Su hermana aceptó de inmediato, le encantaba la idea de salir sola con su hermano. Llegaron a la plaza y vieron varios niños en el sector de los juegos. Se acercaron tímidamente. Cuando los otros chicos los vieron, se fueron corriendo a preguntarles si querían jugar. Estaban buscando un tesoro. Contaban que hacía muchos años, los más ancianos del pueblo llegaron procedentes de Italia. Entre todos los inmigrantes que no tenían casi nada, había uno que cargaba un gran bolso que no dejaba en ningún momento. Nadie había visto que lo abriera jamás. Bromeaban que lo tenía pegado a la mano. Una vez que hubieran llegado al puerto de Buenos Aires, desde ahí, habían recorrido el mismo camino que los Gabini, pero en carreta.

En todo el trayecto el hombre y el bolso no se habían separado. De noche, lo usaba como almohada. Habían llegado a estas tierras y cada familia había conseguido un terreno donde hacer su casa. El hombre se había ubicado en el más alejado. Construyó un cuartito, y nadie lo volvió a ver. La casa quedó deshabitada desde entonces. Los chicos llevaron a los dos hermanos unas casas más adelante y le señalaron varias paredes sin techo.

–Es lo que queda de la casa. ¿Os animais a entrar y buscar el bolso? Carlitos no tenía ningún interés en entrar. Siempre era sumamente prudente y no le daba confianza ese lugar. Lucrecia, que era más atrevida, dijo:

–En todos estos años, ¿no entraron nunca? ¿Nos estaban esperando a nosotros? ¿Entramos todos juntos? Tomó a uno de los chicos de la mano y se dirigió hacia la construcción con decisión. El resto de los chicos los siguieron. El techo se había caído y la vegetación crecía por todas partes. No quedaba nada de lo que había sido el suelo. Tampoco había mucho para ver, la casa había tenido una sola habitación.

–Aquí no hay nada–dijo Lucrecia. Los chicos reconocieron que todo había sido una aventura, que siempre inventaban historias y que ellos llegaron justo en medio del juego.
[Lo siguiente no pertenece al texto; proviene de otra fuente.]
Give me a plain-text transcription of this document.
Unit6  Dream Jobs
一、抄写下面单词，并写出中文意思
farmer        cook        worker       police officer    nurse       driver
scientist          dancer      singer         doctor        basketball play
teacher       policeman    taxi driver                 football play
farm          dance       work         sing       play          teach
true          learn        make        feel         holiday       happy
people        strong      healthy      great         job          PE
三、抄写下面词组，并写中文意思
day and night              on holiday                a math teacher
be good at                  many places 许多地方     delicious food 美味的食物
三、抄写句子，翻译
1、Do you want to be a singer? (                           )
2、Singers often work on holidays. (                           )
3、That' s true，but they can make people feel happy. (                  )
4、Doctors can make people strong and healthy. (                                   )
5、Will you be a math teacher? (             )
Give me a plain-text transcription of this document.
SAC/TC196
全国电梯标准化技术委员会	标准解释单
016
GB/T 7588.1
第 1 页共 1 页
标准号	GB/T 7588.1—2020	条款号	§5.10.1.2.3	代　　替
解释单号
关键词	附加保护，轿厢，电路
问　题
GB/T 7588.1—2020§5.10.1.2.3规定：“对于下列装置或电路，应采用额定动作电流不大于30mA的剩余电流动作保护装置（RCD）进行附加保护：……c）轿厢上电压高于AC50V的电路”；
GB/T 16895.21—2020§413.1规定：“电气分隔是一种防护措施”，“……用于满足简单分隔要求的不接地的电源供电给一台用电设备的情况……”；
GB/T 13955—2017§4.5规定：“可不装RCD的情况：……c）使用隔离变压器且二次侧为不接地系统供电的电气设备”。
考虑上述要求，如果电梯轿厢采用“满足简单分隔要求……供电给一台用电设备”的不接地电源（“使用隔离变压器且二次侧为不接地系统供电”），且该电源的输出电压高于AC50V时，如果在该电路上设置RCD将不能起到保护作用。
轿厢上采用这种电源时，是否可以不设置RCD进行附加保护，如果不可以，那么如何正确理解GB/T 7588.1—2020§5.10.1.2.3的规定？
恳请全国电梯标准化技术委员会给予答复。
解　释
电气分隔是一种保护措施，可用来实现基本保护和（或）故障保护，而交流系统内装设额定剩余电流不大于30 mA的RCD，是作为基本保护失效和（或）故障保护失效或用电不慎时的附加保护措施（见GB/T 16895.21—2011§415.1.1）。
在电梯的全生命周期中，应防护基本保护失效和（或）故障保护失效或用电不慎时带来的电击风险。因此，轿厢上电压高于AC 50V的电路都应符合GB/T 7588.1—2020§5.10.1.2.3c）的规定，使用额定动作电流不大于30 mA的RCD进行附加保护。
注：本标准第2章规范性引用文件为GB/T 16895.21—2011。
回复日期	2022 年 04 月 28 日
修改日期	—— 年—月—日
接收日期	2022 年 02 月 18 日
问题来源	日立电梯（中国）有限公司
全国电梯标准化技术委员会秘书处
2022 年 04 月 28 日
Volvieron a la plaza, pero antes pasaron por la casa de uno de ellos para buscar leche y bizcochos. Los dos hermanos regresaron a casa y hablaron durante la cena de cómo se divirtieron, de la casa misteriosa y de los amigos nuevos que habían hecho.

¿Cuáles son tus juegos preferidos? ¿Cómo te haces con nuevos amigos? ¿Qué buscas en un nuevo amigo?. El tesoro escondido es Dios, no porque él se esconda, sino porque nosotros tenemos que tener un corazón parecido al suyo, capaz de amar, para reconocerlo. Cuando nos damos cuenta de la importancia del mensaje de Jesús, dejamos todo lo demás de lado para seguirlo. Si nos ganamos un ordenador último modelo en un concurso pero, para dárnosle, nos piden que dejemos el viejo modelo, ¿no lo haríamos? Cuando nos encontramos con Jesús, vamos dejando el egoísmo, la búsqueda de mi bien personal al que no le importa nada de lo que le pase al otro..., para encontrarnos con la verdadera felicidad: el Reino de Dios.